Históricamente la idea de evaluación formativa se ha desarrollado dentro de una lógica de a posteriori. Debemos “resecar” la idea de remediar y sus connotaciones ortopédicas o curativas, considerando que la evaluación formativa forma parte de las regulaciones del aprendizaje.
Los modos de remediar los problemas de aprendizaje siguen estando en el orden de la reacción, de la retroacción al cabo de una o varias secuencias de aprendizaje.
Frente a esto se pueden plantear las regulaciones interactivas que sobrevienen a lo largo de todo el proceso de aprendizaje y las regulaciones preactivas que sobrevienen en el momento de comprometer al alumno en una situación didáctica nueva.
Es importante concebir a la didáctica como un dispositivo de regulación que rompe con una distinción clásica entre un momento de enseñanza y uno de regulación.
En un primer momento el docente pone a trabajar a los alumnos sobre la base de una hipótesis didáctica “optimista”. En un segundo momento el docente se aplica a corregir y diferenciar esa primera acción interviniendo en los alumnos en dificultades.
Indudablemente esta disociación conviene en algunas acciones técnicas basadas en una ciencia de referencia sólida y formalizada. Cuando se lanza un cohete, puede calcularse lo esencial de la trayectoria. Entonces, el cálculo funciona como una regulación anticipada.
La pedagogía aspira a ese modelo. Todo docente desearía creer que un proceso de enseñanza está “tan bien pensado” que anticipa los cuestionamientos del alumno, sus perplejidades, sus dudas, sus trayectorias, lo que debería permitir economizar cualquier regulación durante el curso del aprendizaje.
Además el discurso didáctico aún se coloca en el mundo de ficción en el que los alumnos quieren aprender, dominan los prerrequisitos necesarios y no oponen resistencia al genio del método.
Pero la realidad nos muestra otro fenómeno: la impotencia de las pedagogías para engendrar aprendizajes en la mayoría de los alumnos, ¡por lo menos en el momento en el que se imparte!
Por lo tanto no debe dejarse de lado lo esencial: el éxito de los aprendizajes se juega en la regulación continua y la corrección de los errores, más que en el genio del método.

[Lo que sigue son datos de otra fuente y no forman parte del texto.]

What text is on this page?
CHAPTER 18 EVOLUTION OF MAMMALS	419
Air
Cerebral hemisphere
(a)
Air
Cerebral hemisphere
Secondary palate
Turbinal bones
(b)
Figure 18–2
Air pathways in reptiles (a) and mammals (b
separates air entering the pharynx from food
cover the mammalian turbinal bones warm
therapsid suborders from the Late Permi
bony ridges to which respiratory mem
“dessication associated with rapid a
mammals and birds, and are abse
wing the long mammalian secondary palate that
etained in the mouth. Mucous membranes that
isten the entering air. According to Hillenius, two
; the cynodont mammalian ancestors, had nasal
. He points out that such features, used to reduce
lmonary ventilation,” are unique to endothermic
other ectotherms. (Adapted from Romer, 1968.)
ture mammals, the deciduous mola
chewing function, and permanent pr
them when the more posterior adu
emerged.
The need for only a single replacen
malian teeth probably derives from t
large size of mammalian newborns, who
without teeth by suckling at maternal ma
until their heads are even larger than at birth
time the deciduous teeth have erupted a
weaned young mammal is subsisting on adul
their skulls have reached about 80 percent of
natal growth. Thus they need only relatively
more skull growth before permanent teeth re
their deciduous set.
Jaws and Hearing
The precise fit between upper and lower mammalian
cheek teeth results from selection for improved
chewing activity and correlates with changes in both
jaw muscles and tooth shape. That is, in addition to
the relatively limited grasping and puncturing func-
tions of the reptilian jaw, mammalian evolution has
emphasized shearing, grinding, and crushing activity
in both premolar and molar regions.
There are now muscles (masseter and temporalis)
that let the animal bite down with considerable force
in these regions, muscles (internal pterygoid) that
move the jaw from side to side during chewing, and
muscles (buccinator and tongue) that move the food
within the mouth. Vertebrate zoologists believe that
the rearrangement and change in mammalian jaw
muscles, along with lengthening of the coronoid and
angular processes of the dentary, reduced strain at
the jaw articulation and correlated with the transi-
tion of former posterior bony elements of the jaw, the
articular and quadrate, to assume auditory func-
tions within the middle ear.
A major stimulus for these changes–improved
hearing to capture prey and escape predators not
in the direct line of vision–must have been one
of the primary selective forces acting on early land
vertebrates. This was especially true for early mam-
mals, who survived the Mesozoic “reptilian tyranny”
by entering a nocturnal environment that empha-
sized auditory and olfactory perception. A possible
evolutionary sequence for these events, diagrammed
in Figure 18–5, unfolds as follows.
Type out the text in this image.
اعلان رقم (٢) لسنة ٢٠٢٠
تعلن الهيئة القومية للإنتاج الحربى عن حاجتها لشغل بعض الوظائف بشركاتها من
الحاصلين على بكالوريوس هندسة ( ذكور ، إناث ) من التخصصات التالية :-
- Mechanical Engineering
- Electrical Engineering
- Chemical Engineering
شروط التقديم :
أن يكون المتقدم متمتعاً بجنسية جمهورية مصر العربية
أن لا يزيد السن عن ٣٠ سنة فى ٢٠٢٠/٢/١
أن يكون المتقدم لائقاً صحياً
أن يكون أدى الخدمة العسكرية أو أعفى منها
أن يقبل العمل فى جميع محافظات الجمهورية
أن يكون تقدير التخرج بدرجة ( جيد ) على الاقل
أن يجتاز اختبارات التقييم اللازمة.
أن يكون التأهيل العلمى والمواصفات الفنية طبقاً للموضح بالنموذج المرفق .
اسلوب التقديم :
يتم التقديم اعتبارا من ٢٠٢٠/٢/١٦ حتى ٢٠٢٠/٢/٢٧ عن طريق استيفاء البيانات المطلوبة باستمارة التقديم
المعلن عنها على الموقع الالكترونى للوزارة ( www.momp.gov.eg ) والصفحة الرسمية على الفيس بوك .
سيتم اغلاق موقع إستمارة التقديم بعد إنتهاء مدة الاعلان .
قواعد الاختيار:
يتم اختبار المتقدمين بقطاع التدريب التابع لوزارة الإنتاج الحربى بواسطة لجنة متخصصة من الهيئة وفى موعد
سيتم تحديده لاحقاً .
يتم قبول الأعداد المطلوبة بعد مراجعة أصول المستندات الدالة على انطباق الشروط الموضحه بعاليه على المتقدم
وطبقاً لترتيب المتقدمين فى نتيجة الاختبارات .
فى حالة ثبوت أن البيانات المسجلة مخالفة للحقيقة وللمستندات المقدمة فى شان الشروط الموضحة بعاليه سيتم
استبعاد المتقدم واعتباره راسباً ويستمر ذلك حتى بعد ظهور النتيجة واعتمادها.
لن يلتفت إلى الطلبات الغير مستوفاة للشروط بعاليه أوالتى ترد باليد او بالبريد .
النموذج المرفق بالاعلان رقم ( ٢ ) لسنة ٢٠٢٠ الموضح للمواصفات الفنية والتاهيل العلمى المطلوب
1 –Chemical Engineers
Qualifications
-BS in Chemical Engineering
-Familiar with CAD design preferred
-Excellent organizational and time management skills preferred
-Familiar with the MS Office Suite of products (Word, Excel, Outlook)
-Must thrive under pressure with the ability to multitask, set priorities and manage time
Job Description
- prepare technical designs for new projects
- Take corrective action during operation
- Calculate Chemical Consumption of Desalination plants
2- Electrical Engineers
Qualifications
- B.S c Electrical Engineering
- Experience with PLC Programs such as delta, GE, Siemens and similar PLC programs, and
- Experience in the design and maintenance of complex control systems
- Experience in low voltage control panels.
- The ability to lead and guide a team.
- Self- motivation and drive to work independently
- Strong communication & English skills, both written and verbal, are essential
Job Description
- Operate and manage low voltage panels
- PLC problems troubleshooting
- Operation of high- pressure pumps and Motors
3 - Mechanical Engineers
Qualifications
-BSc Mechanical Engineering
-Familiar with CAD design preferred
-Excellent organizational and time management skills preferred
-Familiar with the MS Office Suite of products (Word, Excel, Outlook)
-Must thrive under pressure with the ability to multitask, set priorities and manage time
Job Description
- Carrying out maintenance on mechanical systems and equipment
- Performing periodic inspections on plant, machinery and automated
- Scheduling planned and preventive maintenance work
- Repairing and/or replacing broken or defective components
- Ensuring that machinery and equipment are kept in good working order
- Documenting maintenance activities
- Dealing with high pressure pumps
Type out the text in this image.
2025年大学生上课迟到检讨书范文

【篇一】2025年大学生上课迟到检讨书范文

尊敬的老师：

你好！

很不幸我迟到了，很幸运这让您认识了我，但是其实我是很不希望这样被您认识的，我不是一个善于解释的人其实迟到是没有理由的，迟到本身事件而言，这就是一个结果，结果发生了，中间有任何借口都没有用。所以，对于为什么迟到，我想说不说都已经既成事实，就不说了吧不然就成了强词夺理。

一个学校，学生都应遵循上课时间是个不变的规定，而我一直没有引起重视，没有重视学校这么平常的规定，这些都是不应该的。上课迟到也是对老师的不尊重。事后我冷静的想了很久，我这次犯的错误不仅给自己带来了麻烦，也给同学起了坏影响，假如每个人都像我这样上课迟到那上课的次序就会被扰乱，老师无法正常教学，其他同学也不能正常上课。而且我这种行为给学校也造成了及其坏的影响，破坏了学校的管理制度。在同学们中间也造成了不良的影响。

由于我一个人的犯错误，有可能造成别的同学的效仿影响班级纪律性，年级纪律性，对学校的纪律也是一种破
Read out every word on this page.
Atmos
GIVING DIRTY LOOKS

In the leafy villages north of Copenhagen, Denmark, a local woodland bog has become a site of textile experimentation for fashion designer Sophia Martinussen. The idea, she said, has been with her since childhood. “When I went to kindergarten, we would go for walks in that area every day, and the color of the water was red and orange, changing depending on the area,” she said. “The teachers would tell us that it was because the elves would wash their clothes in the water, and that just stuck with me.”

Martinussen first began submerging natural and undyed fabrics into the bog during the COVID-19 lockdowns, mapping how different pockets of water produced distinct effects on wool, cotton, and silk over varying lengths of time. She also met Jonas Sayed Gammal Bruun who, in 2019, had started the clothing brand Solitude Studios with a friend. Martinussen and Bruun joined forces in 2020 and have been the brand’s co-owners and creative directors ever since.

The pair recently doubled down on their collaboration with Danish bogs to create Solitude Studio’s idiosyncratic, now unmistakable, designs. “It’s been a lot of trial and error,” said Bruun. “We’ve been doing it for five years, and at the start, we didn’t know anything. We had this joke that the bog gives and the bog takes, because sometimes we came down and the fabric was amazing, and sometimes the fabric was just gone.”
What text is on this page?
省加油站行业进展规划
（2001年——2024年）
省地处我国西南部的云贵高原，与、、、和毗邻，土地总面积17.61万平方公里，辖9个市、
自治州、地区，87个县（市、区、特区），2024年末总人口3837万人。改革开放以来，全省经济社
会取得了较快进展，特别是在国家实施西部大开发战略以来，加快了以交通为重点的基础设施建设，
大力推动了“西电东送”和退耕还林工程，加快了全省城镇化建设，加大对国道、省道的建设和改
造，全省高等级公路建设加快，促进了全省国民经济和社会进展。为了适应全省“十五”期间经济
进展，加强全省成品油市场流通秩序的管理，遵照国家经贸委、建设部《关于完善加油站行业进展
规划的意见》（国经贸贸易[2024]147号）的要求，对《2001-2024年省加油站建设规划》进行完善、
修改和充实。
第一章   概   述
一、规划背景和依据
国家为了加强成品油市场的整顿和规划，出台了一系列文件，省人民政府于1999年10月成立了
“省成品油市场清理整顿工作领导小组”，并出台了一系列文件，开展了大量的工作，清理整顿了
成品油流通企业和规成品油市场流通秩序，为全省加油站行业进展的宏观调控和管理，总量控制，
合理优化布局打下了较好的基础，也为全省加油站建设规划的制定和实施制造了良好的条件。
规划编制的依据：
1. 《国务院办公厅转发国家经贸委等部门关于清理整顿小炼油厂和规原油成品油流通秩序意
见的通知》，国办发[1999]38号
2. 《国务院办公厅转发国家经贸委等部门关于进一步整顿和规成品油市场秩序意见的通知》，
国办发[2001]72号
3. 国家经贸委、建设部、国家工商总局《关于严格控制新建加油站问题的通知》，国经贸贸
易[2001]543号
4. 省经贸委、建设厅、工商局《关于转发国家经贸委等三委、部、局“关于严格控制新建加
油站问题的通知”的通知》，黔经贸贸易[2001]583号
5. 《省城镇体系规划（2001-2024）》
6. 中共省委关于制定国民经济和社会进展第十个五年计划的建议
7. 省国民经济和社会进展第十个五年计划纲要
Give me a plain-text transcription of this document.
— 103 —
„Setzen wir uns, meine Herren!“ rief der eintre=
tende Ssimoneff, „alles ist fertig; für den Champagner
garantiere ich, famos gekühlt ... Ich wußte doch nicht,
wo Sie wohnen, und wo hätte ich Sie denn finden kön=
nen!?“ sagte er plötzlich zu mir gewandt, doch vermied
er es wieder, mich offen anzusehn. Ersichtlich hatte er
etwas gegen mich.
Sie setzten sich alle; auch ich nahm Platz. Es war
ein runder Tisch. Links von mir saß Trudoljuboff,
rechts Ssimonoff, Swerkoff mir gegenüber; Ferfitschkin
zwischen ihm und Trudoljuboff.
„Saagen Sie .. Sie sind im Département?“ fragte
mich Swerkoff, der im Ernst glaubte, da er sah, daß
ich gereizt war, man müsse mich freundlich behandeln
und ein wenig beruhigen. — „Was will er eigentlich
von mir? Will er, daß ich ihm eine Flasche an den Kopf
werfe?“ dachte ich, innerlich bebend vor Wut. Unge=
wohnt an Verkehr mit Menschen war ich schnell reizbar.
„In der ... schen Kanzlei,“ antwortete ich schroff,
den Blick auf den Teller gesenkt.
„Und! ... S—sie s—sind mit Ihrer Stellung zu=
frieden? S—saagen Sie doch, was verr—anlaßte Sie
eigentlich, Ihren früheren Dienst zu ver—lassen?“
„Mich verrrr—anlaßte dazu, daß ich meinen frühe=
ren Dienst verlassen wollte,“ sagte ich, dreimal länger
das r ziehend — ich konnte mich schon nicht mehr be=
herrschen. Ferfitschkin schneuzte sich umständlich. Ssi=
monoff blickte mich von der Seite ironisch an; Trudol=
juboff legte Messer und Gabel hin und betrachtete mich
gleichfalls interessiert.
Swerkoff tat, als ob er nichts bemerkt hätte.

Desde esta perspectiva la regulación no es un momento específico de la acción pedagógica sino un componente permanente.
Sólo cuando aseguramos que el alumno aprende podemos hablar de evaluación formativa. Esta interpretación refuerza que la evaluación en el desarrollo del currículo es una ocasión más de aprendizaje y no una interrupción del mismo ni un rendir de cuentas mecánico y rutinario de y sobre la información recibida y acumulada previamente.
El alumno debe aprender con ella y a través de ella merced a la información crítica y relevante que el docente, cuando evalúa, debe ofrecer al alumno con el ánimo de mejorar el propio trabajo o con la intención de mejorar el proceso educativo.
En esta función esencial, el ejercicio de la evaluación debe ser, ante todo, una garantía de éxito, no confirmación de un fracaso.
También debe ser un apoyo y un refuerzo en el proceso de aprendizaje, y que no sólo será beneficioso para quien aprende, sino que también lo será para quien enseña.
No hay nada malo en equivocarse. Lo malo está en nuestra reticencia a reexaminar nuestras creencias.